How Exodus treated Bussee then, it continues to treat people today:
In terms of Exodus’ response, I got this very loving letter from Frank Worthen of Love In Action telling me that I was cursed, I was an anathema, that I had forfeited my salvation and he ended the letter with very graphic descriptions of the flames of hell that awaited me and he said that his heart was going to be grieved to see me pushed into the fiery pit by the angels on the final day. He’ never apologized for that.
A small group of fellow Exodus ministry leaders came to my house and sort of begged me to turn back. And I told them that there was no turning back, that I had never changed, that I was never really ex-gay and I was just accepting the truth about myself. But they made that one attempt, I think they felt biblically obligated to plead with me one last time but then after that nothing.

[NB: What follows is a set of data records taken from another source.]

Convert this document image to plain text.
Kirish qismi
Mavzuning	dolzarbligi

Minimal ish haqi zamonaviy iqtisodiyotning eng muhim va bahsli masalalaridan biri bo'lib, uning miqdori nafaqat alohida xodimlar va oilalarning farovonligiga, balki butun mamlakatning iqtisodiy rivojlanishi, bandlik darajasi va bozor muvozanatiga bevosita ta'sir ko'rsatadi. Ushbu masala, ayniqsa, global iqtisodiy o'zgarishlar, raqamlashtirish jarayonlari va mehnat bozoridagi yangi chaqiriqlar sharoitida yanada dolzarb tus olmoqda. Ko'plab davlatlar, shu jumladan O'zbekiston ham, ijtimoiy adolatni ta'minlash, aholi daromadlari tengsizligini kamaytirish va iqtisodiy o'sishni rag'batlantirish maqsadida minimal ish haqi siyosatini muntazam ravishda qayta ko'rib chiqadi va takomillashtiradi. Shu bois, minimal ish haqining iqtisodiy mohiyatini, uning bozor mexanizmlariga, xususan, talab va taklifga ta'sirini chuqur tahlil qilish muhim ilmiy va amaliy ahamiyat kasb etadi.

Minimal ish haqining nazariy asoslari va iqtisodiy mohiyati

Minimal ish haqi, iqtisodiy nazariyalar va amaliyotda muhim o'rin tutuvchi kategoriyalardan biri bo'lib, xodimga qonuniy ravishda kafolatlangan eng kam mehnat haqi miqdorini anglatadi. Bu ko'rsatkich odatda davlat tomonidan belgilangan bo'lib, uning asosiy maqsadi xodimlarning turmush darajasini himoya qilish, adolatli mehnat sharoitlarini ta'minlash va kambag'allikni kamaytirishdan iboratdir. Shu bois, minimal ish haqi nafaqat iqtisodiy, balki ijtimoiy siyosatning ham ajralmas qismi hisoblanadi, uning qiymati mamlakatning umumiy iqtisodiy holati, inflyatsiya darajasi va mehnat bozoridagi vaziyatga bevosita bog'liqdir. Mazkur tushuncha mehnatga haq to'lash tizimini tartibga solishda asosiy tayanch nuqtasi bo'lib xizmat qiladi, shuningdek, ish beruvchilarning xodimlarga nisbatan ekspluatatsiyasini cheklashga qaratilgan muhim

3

So when [my partner] Gary and I left we were pretty much abandoned.
Support is slowly building from LGBT groups and affirming therapists for people who are abandoned by Exodus — but no one tells them that.
I didn’t get a warm welcome from the gay community because I didn’t know there was a gay community to become a part of so it was a very isolating kind of experience. I’ve talked to people who are considering, even now after 30 years of marriage, after presenting themselves as ex-gay that are considering coming out and leaving Exodus, but they’re terrified of that abandonment they know they’re going to experience. And they’re terrified of the rejection by family and friends and it’ a real fear.